USGS sees 18-32 tcf recoverable in NPR-Alaska
An updated economic analysis indicates that 18 tcf of undiscovered gas are economically recoverable from the National Petroleum Reserve in Alaska and adjacent waters when the market price is $8/Mcf or more and 32 tcf is economically recoverable at $10/Mcf or more if a pipeline were built.
By OGJ editors
HOUSTON, May 5 – An updated economic analysis indicates that 18 tcf of undiscovered gas are economically recoverable from the National Petroleum Reserve in Alaska and adjacent waters when the market price is $8/Mcf or more and 32 tcf is economically recoverable at $10/Mcf or more if a pipeline were built.
The same analysis found that 273 million bbl of undiscovered oil are economically recoverable at $72/bbl and 500 million bbl are economically recoverable at $90/bbl. The estimates are based on mean undiscovered resources and don’t include the discovered but undeveloped oil accumulations in the northeastern NPRA.

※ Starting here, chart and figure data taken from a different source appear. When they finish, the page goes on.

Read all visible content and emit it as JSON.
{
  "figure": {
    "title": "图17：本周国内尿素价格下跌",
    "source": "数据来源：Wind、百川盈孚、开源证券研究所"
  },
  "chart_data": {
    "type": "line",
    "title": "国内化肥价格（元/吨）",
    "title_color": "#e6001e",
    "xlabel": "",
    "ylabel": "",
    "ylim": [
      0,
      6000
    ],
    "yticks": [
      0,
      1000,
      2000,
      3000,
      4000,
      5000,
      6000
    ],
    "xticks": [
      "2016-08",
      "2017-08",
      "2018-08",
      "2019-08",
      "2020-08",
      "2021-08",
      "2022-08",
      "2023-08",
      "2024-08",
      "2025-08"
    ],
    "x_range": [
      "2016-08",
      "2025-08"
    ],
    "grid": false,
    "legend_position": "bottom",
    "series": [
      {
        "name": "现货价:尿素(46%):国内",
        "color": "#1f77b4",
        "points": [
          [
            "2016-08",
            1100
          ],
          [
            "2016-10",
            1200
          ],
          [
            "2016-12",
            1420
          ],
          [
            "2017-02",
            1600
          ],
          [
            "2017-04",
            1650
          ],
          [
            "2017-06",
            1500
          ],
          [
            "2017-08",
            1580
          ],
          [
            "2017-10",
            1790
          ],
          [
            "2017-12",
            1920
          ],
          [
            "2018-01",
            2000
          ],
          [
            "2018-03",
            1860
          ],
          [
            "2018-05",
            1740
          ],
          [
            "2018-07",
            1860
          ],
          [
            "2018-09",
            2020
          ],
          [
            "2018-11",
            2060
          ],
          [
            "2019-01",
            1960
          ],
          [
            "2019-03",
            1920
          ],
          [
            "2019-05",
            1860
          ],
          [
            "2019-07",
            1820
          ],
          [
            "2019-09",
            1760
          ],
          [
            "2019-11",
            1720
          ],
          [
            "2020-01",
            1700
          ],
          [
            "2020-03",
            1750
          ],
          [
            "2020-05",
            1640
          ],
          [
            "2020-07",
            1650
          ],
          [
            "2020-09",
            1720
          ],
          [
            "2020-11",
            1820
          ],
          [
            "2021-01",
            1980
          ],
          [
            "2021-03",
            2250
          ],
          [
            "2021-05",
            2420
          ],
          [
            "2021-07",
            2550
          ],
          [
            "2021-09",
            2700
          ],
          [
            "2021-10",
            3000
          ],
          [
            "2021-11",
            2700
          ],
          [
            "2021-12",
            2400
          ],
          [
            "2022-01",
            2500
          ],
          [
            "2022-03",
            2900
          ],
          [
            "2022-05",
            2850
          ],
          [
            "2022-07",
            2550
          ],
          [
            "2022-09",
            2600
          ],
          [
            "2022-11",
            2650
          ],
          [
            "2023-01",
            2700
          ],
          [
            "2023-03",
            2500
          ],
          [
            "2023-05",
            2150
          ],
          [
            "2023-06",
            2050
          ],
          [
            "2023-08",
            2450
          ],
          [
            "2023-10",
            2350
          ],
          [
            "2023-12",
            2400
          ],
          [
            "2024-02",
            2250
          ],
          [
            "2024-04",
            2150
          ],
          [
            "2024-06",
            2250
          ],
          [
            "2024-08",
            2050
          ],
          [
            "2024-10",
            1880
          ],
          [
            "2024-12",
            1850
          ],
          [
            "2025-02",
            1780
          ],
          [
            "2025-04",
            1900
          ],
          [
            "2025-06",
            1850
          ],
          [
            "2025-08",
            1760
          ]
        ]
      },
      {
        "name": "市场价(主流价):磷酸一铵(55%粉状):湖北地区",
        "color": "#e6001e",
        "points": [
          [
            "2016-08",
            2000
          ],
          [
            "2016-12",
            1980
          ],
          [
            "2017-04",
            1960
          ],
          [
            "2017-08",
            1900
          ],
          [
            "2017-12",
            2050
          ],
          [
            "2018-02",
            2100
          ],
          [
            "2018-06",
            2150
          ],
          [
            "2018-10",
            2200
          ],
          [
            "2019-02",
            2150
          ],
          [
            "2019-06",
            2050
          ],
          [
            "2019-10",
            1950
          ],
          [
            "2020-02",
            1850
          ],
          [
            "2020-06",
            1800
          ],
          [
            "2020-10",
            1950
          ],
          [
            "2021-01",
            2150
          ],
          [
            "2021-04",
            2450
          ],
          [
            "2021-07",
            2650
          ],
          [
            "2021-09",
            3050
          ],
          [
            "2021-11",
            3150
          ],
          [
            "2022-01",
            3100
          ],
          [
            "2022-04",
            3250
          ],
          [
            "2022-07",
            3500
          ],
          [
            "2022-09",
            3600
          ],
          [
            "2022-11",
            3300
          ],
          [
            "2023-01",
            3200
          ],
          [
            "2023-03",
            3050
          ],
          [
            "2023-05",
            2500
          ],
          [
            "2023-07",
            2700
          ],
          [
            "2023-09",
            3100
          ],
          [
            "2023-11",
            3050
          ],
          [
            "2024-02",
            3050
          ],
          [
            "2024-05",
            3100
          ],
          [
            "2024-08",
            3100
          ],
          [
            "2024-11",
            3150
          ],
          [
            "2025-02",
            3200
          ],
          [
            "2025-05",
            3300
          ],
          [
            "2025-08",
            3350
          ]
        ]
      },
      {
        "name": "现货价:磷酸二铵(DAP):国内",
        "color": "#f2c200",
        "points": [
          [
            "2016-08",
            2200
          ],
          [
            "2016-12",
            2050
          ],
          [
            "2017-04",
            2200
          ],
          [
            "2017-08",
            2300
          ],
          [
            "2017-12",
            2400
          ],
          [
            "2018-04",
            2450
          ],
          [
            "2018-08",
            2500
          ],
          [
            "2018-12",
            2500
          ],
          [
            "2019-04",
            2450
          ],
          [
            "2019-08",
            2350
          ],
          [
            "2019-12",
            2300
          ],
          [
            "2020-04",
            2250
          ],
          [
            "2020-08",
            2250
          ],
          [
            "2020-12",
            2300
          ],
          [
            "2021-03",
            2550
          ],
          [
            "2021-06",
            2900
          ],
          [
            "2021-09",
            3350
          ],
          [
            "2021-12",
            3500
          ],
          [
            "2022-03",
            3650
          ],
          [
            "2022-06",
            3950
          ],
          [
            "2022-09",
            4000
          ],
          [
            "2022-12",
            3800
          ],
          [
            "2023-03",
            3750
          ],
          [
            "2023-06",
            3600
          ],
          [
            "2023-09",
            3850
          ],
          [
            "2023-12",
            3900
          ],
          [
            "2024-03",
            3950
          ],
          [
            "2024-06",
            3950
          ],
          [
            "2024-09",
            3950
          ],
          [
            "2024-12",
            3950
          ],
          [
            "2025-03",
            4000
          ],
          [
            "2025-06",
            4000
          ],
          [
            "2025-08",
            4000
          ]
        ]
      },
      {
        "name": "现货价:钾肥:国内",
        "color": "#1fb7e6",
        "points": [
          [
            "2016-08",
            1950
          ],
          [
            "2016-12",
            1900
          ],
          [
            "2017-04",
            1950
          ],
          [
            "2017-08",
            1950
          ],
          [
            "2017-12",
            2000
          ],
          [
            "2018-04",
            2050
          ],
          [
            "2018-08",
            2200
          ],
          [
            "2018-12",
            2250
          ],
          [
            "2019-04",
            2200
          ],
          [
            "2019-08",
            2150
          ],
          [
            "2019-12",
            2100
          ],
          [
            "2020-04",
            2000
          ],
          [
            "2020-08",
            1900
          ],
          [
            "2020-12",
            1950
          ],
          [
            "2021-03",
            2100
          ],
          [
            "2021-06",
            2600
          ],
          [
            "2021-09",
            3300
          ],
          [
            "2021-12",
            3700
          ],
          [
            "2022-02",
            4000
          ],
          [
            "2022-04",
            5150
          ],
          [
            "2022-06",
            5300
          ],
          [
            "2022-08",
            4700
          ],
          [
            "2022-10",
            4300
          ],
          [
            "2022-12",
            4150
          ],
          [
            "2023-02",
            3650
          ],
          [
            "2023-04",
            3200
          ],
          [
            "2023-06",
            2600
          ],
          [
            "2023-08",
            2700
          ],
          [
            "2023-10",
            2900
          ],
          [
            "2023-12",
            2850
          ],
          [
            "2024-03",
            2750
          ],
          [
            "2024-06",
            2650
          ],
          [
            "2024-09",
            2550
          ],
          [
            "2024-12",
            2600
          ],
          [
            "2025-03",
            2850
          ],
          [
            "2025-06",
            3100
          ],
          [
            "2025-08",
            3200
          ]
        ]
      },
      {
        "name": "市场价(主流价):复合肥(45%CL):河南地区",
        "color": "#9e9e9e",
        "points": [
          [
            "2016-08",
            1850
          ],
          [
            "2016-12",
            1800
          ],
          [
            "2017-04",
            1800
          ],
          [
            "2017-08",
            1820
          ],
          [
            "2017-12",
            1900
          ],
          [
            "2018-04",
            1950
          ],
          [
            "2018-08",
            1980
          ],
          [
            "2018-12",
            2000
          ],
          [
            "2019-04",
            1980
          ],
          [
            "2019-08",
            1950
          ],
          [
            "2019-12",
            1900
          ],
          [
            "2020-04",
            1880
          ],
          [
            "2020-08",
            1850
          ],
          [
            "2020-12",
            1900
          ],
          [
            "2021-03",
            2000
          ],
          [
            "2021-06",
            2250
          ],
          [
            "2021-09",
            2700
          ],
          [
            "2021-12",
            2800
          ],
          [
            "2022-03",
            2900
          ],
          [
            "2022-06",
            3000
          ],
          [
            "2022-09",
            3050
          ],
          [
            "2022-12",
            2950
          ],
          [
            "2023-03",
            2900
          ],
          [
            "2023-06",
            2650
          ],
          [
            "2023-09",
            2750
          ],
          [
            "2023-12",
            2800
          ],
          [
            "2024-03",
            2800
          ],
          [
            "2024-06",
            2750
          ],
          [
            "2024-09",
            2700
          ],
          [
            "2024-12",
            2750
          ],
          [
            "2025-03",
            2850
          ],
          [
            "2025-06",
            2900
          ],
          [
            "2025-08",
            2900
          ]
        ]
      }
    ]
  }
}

The US Geological Survey economic analysis is based on a 2010 USGS resource assessment that determined how much undiscovered, conventional oil and gas in the NPRA is technically recoverable. These reports provide updates from the USGS 2003 economic analysis and 2002 resource assessment of the NPRA.
Technically recoverable resources are those that could be potentially produced using current technology and industry practices. Economically recoverable resources are those that can be sold at a price that covers the costs of discovery, development, production, and transportation to the market.
The USGS said the economically recoverable oil estimates are dependent upon gas exploration in the NPRA, meaning that it is assumed the oil would be found in the process of looking primarily for gas.
No pipeline exists to transport gas from the Alaska North Slope, so the assessment assumes a 10-20-year delay between discovery and production in the NPRA.
The different market prices quoted for the same resource are because some accumulations are relatively easy to find and produce while others are not and therefore cost more.
USGS scientist Emil Attanasi, lead author for the assessment, said, “USGS estimates are based on 2010 costs and technology, and these results could change over time as they are dependent on multiple factors.
“For example, USGS economic recoverability estimates could vary in the future depending on the timeframe and costs to construct a gas pipeline to the NPRA, technological advances that make resource extraction and development easier and less expensive, and fluctuating market prices for oil and gas.”
The amount of oil that could be economically developed is far less than what the 2003 analysis concluded. One reason for the reduction is reduced volumes of technically recoverable oil based on recent NPRA exploration drilling which found gas rather than oil.